Once I asked a preacher who was managing a church fair why it was they talked so strongly against lotteries and gambling, and then had so many schemes of chance at their fair, and so many of the young ladies working among the boys to catch their little ten cent pieces. He replied that without special features of some kind a crowd could not be drawn and the effort would end in failure. Isn’t this trickery?

Do not understand me to be against the preachers. I am now a member of the church and an earnest advocate of religion. I am simply showing up the true side of life and human nature.

Is there any bigger grafter for fees than the average lawyer or doctor? Go into his office and before he will name a price he will size you up and soak you accordingly.

Once I shipped a crate of picture frames to a town, the shipping agent telling me the rate was fifty-three cents. When I came to pay at the other end the rate was one dollar and six cents. The freight clerk told me that when shipped at owner’s risk the rate was fifty-three; otherwise it was one dollar and six cents. Was not that trickery—and robbery besides?

Did you ever see a more unprincipled trickster than the average politician? Here is an illustration. In a certain county of a great state there were two candidates for the nomination for the office of county superintendent of schools; one, a man without a family; the other, a widow lady with two children. They were about equal in strength and it was uncertain which would win. The man, wanting to get his opponent out of the way, made her the proposition that if she would withdraw and support him, and he was elected, he would make her his deputy and divide the proceeds of the office equally between them. She accepted and gave her whole time to the campaign. After the election he tried to ignore her entirely, swore that he had never entered into such an agreement, and on top of that circulated all sorts of scandalous reports concerning her. The poor woman took all this so to heart that she committed suicide, throwing two orphan children upon the world—and they were girls at that. Was not that the worst kind of trickery, treachery, knavery and hypocrisy? I call it murder in the first degree.
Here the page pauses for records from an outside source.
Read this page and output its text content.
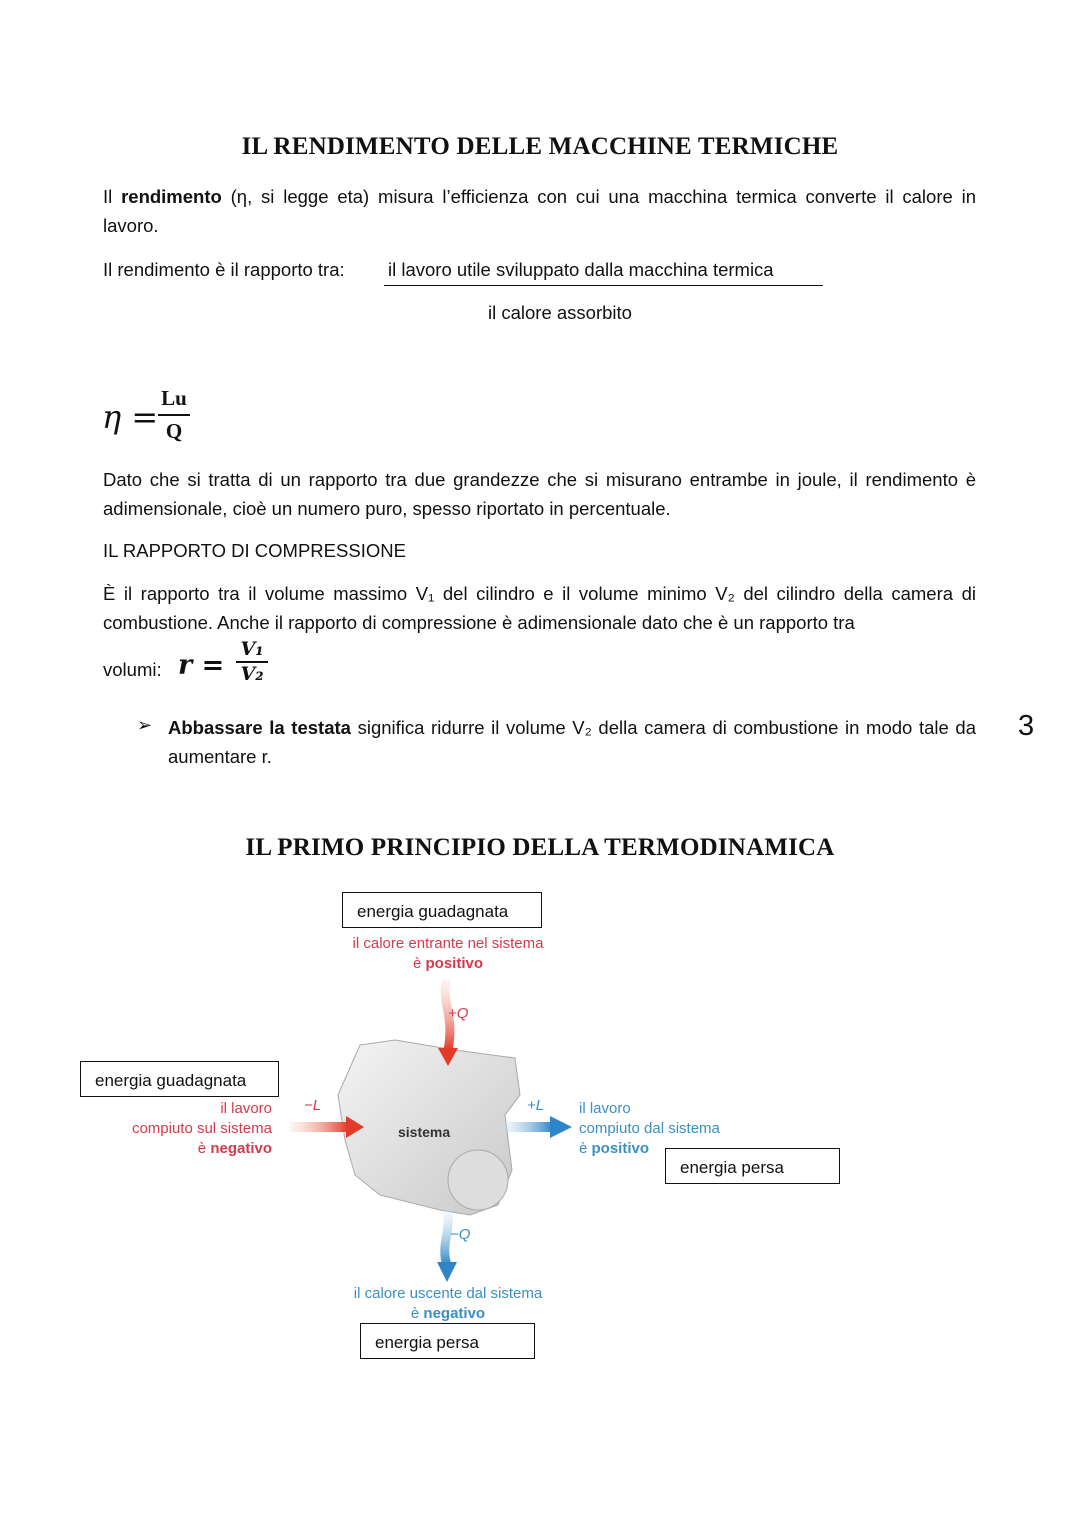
IL RENDIMENTO DELLE MACCHINE TERMICHE
Il rendimento (η, si legge eta) misura l’efficienza con cui una macchina termica converte il calore in lavoro.
Il rendimento è il rapporto tra: il lavoro utile sviluppato dalla macchina termica
il calore assorbito
$\eta = \frac{Lu}{Q}$
Dato che si tratta di un rapporto tra due grandezze che si misurano entrambe in joule, il rendimento è adimensionale, cioè un numero puro, spesso riportato in percentuale.
IL RAPPORTO DI COMPRESSIONE
È il rapporto tra il volume massimo V₁ del cilindro e il volume minimo V₂ del cilindro della camera di combustione. Anche il rapporto di compressione è adimensionale dato che è un rapporto tra
volumi: $r = \frac{\text{V₁}}{\text{V₂}}$
➢ Abbassare la testata significa ridurre il volume V₂ della camera di combustione in modo tale da aumentare r.
3
IL PRIMO PRINCIPIO DELLA TERMODINAMICA
sistema
energia guadagnata
il calore entrante nel sistema
è positivo
+Q
energia guadagnata
il lavoro
compiuto sul sistema
è negativo
−L	+L il lavoro
compiuto dal sistema
è positivo
energia persa
−Q
il calore uscente dal sistema
è negativo
energia persa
Once, when I was in the west, I stopped at the only hotel there was in the town, the proprietor being also a banker. The hotel made me a rate of ten dollars a week, and at the end of the seven days I tendered a draft for twenty-five dollars, which I had received from my firm that morning. The banker claimed I could not be sufficiently identified and refused to cash my paper, but agreed to send it in for collection. He kept me there three days, waiting for money, and at the end of that time charged, in addition to the ten dollars for the week, two dollars per day for the extra three days, and seventy-five cents for collection. Now, wasn’t that robbery as well as trickery? I knew he had “worked” me, for he could not send the draft to New York and get returns in three days.

In North Dakota there were two undertakers. One was poor, the other rich and owner of the only hearse in town. A poor man’s wife died. He found that he could buy a coffin at the smaller establishment for a great deal less than from the other. He ordered it, but when he called to make arrangements for the hearse the proprietor would not let him have it, because the coffin was not bought at his place. The poor man was forced to go to the next town and procure a hearse. That seems even worse than trickery.

There is a large concern in Chicago which advertises to send you a one hundred dollar diamond ring for a two-cent stamp; and they do it, too. Here is the way the scheme is worked: An agent of the company sells you a ticket or coupon for one dollar. You send the ticket and nine dollars in cash to the firm, which in turn sends you ten other coupons. You sell these coupons to your friends for one dollar each, thereby getting your money back. Your friends must each do the same as you did, selling their coupons to their friends. As soon as your friends send the money they have collected you get your diamond, and when their friends do likewise each one of your friends gets his. So, you see, while the company is paid for the goods sent out, each man actually gets a hundred dollar diamond ring for a stamp. Now, isn’t that up-to-date trickery? It is a sort of endless chain scheme, and is actually being carried on by a responsible firm in Chicago.

A great many times in my travels I have noticed that the Salvation Army are particularly fond of holding meetings in front of those hotels which are most patronized by traveling men. The reason is obvious. They have an eye for the collections they invariably take up, and there is not a more cheerful giver on earth than the traveling man. I remember once seeing the Army collect twenty-eight dollars in front of a certain hotel, and then march up the street and work the next one. I do not censure them; I approve of their work, but I say this is trickery just the same.

One of the worst things in the line of trickery and fraud is the system of paying in scrip by certain corporations. These companies have their own stores, and in order to force the men to buy at them they pay wages in scrip, which is virtually only an order for goods at the company concern. Is not this an outrage? Officers and managers who are honored and respected wherever they go have the men work like slaves, and instead of paying in cash give them a due-bill, good in trade alone, and only at the company store at that. By going through a lot of red tape, waiting perhaps three or four weeks, these due-bills can be cashed at ten per cent. discount. That is the best that can be done. Usually the laborer needs his money and thinks he is lucky if he can find some member of the company who will cash his order individually and on the spot at a discount of twenty-five per cent. Again, I call this robbery and trickery combined.